# Ruger: LCP VS. LCR



## PeteG (Feb 5, 2009)

My CCW permit is coming soon, right now I’ve been practicing with a LCP and been pretty happy with it but would it be worth my wild to pick up a LCR. I have a good number of 38cal around.


----------



## Pistolero (Mar 6, 2009)

The LCR is a great idea. It weighs .2 (that's point-two) ounces more than the S&W M&P 340 Scandium and is a neat little contraption rated for .38 spl +p. If you have .38 spl. ammo lying around, I'm sure this would be a fun way to get rid of some and have a small weapon with more umpf than the .380ACP. I'd feel safer carrying the LCR.


----------



## DevilsJohnson (Oct 21, 2007)

The LCR is just too butt ugly to shoot. Unless it's the target that is:smt082:anim_lol:
I know beauty is in thew eye of the beholder but if it was me that be holding that thing I'd drop it like a hot rock.:smt083


----------



## jamstutz (Jan 5, 2007)

I've got a gun safe full of beautiful guns, but I carry the LCR. 

It looks unconventional, but it does everything I want it to.

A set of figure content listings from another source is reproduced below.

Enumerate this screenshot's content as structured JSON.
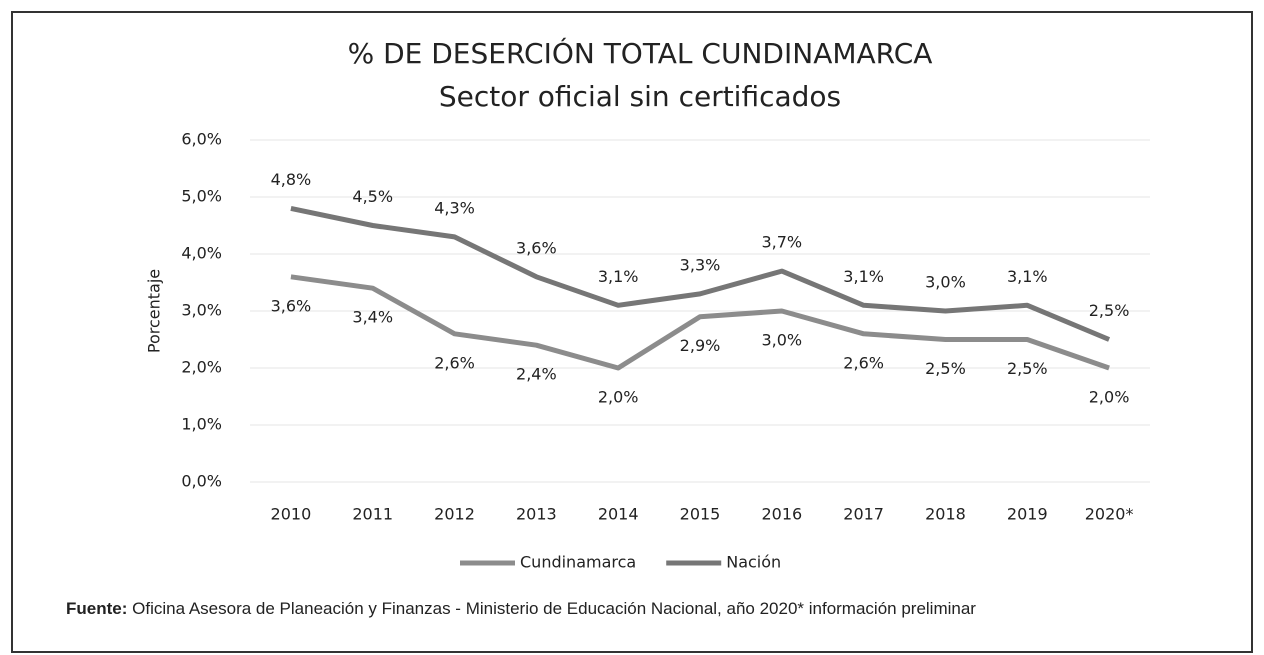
{
  "chart_data": {
    "type": "line",
    "title": "% DE DESERCIÓN TOTAL CUNDINAMARCA",
    "subtitle": "Sector oficial sin certificados",
    "y_label": "Porcentaje",
    "categories": [
      "2010",
      "2011",
      "2012",
      "2013",
      "2014",
      "2015",
      "2016",
      "2017",
      "2018",
      "2019",
      "2020*"
    ],
    "series": [
      {
        "name": "Cundinamarca",
        "color": "#8c8c8c",
        "values": [
          3.6,
          3.4,
          2.6,
          2.4,
          2.0,
          2.9,
          3.0,
          2.6,
          2.5,
          2.5,
          2.0
        ],
        "value_labels": [
          "3,6%",
          "3,4%",
          "2,6%",
          "2,4%",
          "2,0%",
          "2,9%",
          "3,0%",
          "2,6%",
          "2,5%",
          "2,5%",
          "2,0%"
        ]
      },
      {
        "name": "Nación",
        "color": "#767676",
        "values": [
          4.8,
          4.5,
          4.3,
          3.6,
          3.1,
          3.3,
          3.7,
          3.1,
          3.0,
          3.1,
          2.5
        ],
        "value_labels": [
          "4,8%",
          "4,5%",
          "4,3%",
          "3,6%",
          "3,1%",
          "3,3%",
          "3,7%",
          "3,1%",
          "3,0%",
          "3,1%",
          "2,5%"
        ]
      }
    ],
    "ylim": [
      0,
      6
    ],
    "yticks": [
      {
        "value": 0,
        "label": "0,0%"
      },
      {
        "value": 1,
        "label": "1,0%"
      },
      {
        "value": 2,
        "label": "2,0%"
      },
      {
        "value": 3,
        "label": "3,0%"
      },
      {
        "value": 4,
        "label": "4,0%"
      },
      {
        "value": 5,
        "label": "5,0%"
      },
      {
        "value": 6,
        "label": "6,0%"
      }
    ],
    "grid": true,
    "legend": "bottom",
    "source_label": "Fuente:",
    "source_text": "Oficina Asesora de Planeación y Finanzas - Ministerio de Educación Nacional, año 2020* información preliminar"
  }
}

Ruger has defied physics in producing a lightweight handgun that is controllable and actually fun to shoot. That's something I could never say about my airweight S&W J-frames.


----------



## 1911lover (Apr 16, 2009)

jamstutz said:


> I've got a gun safe full of beautiful guns, but I carry the LCR.
> 
> It looks unconventional, but it does everything I want it to. Ruger has defied physics in producing a lightweight handgun that is controllable and actually fun to shoot. That's something I could never say about my airweight S&W J-frames.


Good point. I think certain 1911s are very attractive, but not possible for pocket carry.I have two LCRs on order, specifically for pocket carry in cargo shorts (probably one at a time) and am anxiously awaiting them. Functionality over looks anytime IMO.


----------